System a norm in eateries around the world


PETALING JAYA: From Japan to South Africa, countries worldwide with smoking bans have implemented a system where lighting up is allowed in eateries with designated smoking areas.

In India, smokers can indulge in their habit at designated areas in eateries and hotels, following the country’s ban on smoking in public places and restrictions on smoking in other places such as cinemas, restaurants, hotels and shopping malls.

Permits for smoking areas in restaurants, however, are only handed out to those with a seating capacity of 30 patrons and above.

In Italy, where a ban on smoking in public places has been in place since 2005, smoking is only allowed in restaurants with designated areas. Restaurants, bars and clubs in the country are required by law to dedicate at least half of the area inside the premises as a non-smoking area.

Poland implemented a smoking ban in all public indoor places in 2010.

But it allows restaurants larger than 100 square metres to have a designated smoking area, provided it is properly ventilated and physically separated from the non-smoking area.

South Africa also allows up to 25% of floor space in public areas such as restaurants and pubs to be set up as designated smoking areas.
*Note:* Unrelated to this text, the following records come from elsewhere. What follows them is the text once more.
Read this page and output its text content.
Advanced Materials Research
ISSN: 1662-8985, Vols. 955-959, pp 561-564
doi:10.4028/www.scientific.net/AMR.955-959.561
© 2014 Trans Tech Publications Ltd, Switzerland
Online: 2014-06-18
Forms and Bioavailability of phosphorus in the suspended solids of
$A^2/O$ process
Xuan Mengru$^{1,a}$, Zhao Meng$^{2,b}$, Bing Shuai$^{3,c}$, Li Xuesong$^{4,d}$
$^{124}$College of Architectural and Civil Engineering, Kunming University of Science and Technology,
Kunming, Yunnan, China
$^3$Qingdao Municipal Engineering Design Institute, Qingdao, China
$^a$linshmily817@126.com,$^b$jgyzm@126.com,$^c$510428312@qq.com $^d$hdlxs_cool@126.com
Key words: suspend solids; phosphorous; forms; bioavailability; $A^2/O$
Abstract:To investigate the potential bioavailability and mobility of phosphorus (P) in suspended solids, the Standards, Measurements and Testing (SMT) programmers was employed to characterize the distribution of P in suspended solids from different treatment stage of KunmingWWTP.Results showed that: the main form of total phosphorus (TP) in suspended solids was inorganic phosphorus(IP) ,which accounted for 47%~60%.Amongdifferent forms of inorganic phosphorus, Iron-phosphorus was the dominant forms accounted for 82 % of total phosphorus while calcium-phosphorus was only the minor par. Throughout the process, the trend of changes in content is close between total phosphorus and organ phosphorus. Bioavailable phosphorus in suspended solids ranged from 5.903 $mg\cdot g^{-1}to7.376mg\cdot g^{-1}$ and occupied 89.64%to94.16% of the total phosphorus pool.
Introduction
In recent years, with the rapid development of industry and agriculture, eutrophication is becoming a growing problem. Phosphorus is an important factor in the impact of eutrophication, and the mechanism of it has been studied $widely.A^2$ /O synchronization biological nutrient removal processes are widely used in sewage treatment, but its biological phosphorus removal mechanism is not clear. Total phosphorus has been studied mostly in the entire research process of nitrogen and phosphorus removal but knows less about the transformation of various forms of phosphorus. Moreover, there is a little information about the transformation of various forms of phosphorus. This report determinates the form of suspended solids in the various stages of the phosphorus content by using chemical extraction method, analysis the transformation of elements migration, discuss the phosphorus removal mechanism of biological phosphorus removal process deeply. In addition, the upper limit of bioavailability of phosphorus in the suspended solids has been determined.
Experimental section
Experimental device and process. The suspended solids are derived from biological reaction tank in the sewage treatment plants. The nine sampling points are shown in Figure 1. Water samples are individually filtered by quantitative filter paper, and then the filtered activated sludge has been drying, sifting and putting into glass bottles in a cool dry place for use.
Japan, which does not have a nationwide smoking ban in public places, is, however, well-known for many of its indoor eateries having a designated area for smokers.

Often separated from the non-smoking area by a glass wall, the designated smoking area is a common sight in Japan.

Singapore used to have designated smoking areas in eateries when it first introduced its smoking ban in public places, but these designated areas in restaurants have now been done away.